C was there and seemed quite excited, but I refused to take the magazine out of the package. I just couldn’t deal. But he insisted and opened it up as I left the room. “Do me a favour,” I said as I walked away, “just check the contributor’s page and make sure they didn’t make me sound like an idiot.”
I had, a month previously, filled out a questionnaire from which they would pull information to include next to my photo on the contributor page. The questions were a bit silly and, while I answered most of them as thoughtfully and honestly as I could, I was also a bit annoyed. At one point, I made an offhand joke to my own editor and our publisher–answering one of the questions facetiously. They thought it was hilarious and both insisted I should include that as part of the form. And I did, because they seemed so tickled and because, of course, with all the other better content, I assumed they would omit it without a second thought.
How incredibly stupid of me.
Not only did they print the somewhat bitter joke, they printed it out of context. By failing to include the questions that made my answer a punchline, it now reads as a somewhat inscrutable, possibly mean, and quite unfunny response to god only knows what.
And the thing is, it’s not the joke itself I find embarrassing. What I can’t stand it that I feel as though I’ve been stupid about every single step of this process. I was foolish to try and write a piece that didn’t conform to the magazine’s established conventions without expecting to have it horribly altered. I was foolish to make a joke in a questionnaire that I did expect to be published. (How many times does some idiot have to post something silly on their facebook or twitter only to find that is precisely the thing people latch onto? I have not been living in a cave; I should have known better.) And the most galling part of all is that I am still trying Impress My Friends with my insouciant attitude–when I am forty-fucking-one and that’s not at all who I am or have ever been.
I cried for an hour after he read what they wrote. I made him put the magazine in the recycling without ever laying eyes on it. I woke up every hour wracked with panic and regret. My poor husband didn’t know what to do with me because he doesn’t see it as a big deal at all. He told me over and over I was the only person who would even care. But it was so much more than a silly mistake.
I was not true to myself and willfully ignored my better nature.

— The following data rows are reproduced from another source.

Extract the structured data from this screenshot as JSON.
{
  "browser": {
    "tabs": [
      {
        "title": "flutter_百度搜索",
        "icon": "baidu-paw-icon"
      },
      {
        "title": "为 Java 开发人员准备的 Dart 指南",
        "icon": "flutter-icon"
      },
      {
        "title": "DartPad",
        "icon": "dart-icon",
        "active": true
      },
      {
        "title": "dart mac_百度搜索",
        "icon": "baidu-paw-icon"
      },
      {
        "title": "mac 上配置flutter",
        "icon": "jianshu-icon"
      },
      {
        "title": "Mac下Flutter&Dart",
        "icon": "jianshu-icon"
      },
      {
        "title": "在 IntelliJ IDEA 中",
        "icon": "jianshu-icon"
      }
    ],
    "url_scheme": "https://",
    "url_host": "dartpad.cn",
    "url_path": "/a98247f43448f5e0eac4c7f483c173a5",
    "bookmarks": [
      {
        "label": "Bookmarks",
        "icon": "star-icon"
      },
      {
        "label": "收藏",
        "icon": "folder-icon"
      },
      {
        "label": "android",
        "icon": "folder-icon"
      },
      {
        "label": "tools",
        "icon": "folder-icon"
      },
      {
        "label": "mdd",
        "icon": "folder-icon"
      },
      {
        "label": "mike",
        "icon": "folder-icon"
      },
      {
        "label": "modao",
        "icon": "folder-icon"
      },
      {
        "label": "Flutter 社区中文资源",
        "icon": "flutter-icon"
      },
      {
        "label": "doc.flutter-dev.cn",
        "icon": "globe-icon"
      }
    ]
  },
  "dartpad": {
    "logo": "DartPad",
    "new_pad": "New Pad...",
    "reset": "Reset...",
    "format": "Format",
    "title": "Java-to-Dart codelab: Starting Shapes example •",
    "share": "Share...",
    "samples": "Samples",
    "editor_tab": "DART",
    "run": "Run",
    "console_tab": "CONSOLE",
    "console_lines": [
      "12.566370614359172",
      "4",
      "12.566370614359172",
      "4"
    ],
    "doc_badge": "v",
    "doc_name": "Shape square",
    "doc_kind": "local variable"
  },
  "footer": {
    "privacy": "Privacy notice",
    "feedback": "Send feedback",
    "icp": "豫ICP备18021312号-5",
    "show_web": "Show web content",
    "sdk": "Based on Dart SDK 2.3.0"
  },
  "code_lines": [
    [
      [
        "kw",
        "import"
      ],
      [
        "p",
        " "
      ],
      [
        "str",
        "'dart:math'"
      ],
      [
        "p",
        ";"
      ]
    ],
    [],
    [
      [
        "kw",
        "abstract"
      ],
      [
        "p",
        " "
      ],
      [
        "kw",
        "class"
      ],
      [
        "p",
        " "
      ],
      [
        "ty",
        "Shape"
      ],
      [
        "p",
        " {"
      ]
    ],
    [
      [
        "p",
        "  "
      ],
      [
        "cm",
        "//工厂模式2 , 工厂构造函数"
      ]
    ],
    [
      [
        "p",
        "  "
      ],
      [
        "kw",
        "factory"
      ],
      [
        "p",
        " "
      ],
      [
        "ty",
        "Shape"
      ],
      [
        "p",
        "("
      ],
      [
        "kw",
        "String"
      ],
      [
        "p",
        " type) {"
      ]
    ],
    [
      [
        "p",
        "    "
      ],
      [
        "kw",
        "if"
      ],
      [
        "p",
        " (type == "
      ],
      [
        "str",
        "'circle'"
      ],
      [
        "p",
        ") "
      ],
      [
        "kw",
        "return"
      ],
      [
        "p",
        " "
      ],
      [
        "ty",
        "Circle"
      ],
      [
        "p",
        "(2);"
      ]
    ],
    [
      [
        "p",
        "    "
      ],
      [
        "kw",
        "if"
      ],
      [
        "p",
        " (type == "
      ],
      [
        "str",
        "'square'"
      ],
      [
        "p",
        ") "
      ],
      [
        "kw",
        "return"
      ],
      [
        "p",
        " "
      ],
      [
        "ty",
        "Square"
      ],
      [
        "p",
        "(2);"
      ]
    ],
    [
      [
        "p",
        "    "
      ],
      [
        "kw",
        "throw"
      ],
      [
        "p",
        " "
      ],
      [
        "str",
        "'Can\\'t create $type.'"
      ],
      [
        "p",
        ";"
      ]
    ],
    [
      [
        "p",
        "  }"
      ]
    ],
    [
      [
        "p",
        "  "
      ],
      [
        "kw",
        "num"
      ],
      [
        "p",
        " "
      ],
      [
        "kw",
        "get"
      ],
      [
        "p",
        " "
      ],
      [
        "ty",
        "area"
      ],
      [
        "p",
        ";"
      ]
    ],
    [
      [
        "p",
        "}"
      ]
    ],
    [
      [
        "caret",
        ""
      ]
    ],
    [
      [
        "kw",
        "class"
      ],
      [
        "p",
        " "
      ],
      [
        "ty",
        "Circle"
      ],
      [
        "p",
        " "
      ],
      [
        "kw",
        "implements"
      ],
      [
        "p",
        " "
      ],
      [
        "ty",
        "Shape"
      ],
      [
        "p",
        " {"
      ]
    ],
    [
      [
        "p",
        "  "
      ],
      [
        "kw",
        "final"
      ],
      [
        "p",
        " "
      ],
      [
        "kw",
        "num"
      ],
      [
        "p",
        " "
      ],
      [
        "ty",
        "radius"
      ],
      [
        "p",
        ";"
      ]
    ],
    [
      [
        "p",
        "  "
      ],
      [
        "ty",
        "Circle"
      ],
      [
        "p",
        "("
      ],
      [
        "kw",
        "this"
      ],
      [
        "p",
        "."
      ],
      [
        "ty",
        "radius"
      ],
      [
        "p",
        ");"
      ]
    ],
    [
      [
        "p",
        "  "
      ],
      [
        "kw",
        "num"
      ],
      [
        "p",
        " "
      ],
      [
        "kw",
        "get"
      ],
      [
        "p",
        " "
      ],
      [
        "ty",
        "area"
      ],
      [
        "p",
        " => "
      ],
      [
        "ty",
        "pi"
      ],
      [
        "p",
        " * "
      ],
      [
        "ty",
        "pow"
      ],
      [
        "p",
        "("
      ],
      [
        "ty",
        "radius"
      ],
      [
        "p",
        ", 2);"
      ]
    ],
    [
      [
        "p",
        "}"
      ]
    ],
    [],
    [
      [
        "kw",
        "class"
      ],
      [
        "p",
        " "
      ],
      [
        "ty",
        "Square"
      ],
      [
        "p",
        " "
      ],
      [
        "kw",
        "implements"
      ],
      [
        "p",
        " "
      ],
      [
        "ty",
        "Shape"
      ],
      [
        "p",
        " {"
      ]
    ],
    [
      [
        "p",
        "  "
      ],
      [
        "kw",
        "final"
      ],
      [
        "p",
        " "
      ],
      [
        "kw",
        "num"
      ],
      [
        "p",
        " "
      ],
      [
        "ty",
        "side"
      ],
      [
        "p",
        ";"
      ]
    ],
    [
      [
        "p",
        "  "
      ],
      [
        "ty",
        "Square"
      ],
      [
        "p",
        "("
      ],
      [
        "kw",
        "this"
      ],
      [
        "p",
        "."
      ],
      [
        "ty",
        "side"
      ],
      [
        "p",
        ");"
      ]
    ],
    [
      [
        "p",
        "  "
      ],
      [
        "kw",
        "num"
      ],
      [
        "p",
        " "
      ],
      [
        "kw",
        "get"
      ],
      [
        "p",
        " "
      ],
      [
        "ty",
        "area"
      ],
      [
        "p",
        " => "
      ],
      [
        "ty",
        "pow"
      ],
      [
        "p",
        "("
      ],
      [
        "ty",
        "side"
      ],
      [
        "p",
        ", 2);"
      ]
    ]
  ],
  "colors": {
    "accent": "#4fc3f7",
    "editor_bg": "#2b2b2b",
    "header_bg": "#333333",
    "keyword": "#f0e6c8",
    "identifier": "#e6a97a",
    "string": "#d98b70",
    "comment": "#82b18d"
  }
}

While I could blame all these things on The Publication, the truth I know in my heart is that every single thing that went wrong was, in varying degrees, my own fault. As a result, my very first legit paid writing job is a complete wash. From beginning to end it is the worst possible representation of me. It’s the kind of thing that, if I saw it in a magazine, I would think, wow, I could do so much better.
And I could. But I didn’t.
And now all I want is to quit quit quit everything.